Date of Award
5-1-2011
Degree Name
Master of Fine Arts
Department
Mass Communication and Media Arts
First Advisor
Motyl, H.D.
Abstract
AN ABSTRACT OF THE THESIS OF PATRICK MULCRONE, for the Master of Fine Arts degree in MASS COMMUNICATIONS & MEDIA ARTS, presented on April 11, 2011, at Southern Illinois University Carbondale. TITLE: JUST BEYOND VISION: CAMERAS, SYSTEMS, AND SELF MAJOR PROFESSORS: H.D. Motyl, Sarah Lewison, Wago Kreider All of the images in this thesis project are the product of rules. I apply rules to the process of how or what the camera captures including using various sensors, scripts that dictate when a picture will be taken, and geographical information via Google Earth. The automation of the capture process invariably leads to chance occurrences as I lose direct control over the exact time the camera captures and some of what is going on in the picture plane. One byproduct of this process is that the camera system will take pictures repeatedly until the criteria for the rule is no longer met, the memory card runs out of space, or the battery completely drains. For many of the works in this exhibition, I use all of the pictures captured on the memory card in order to create an average image.
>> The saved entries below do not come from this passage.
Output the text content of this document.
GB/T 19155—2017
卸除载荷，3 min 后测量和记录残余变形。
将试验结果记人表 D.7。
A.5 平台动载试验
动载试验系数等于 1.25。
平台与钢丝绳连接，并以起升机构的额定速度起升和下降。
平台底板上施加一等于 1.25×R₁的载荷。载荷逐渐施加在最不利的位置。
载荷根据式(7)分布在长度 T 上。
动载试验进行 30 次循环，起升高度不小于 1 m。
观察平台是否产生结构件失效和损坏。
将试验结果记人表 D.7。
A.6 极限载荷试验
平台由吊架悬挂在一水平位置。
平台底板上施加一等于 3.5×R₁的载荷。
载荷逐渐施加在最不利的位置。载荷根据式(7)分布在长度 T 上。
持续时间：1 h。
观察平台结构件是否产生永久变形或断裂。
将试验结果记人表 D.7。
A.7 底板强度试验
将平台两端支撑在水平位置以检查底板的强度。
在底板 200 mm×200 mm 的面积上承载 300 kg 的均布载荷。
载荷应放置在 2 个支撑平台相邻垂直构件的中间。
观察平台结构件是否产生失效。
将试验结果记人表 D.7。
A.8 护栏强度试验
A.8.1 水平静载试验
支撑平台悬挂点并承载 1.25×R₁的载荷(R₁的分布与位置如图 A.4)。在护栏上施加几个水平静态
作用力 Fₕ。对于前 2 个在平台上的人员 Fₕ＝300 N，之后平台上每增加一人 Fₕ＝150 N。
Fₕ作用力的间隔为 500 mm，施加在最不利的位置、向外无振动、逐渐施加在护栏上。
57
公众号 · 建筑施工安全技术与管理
Thus, the many become one. Traces of each image are present, but no single image takes priority over any of the others. In one way, we get to see everything all at once. However, as the number of images in the set increases, the averaging process buries details and temporal occurrences until they become no longer visible. Lastly, one must consider, in the case of using a sensor or a script to trigger the shutter of a camera, the camera is directly triggered by what is being sensed. If what is being sensed is not visual (temperature or intervals of time for example), is the camera capturing something beyond vision?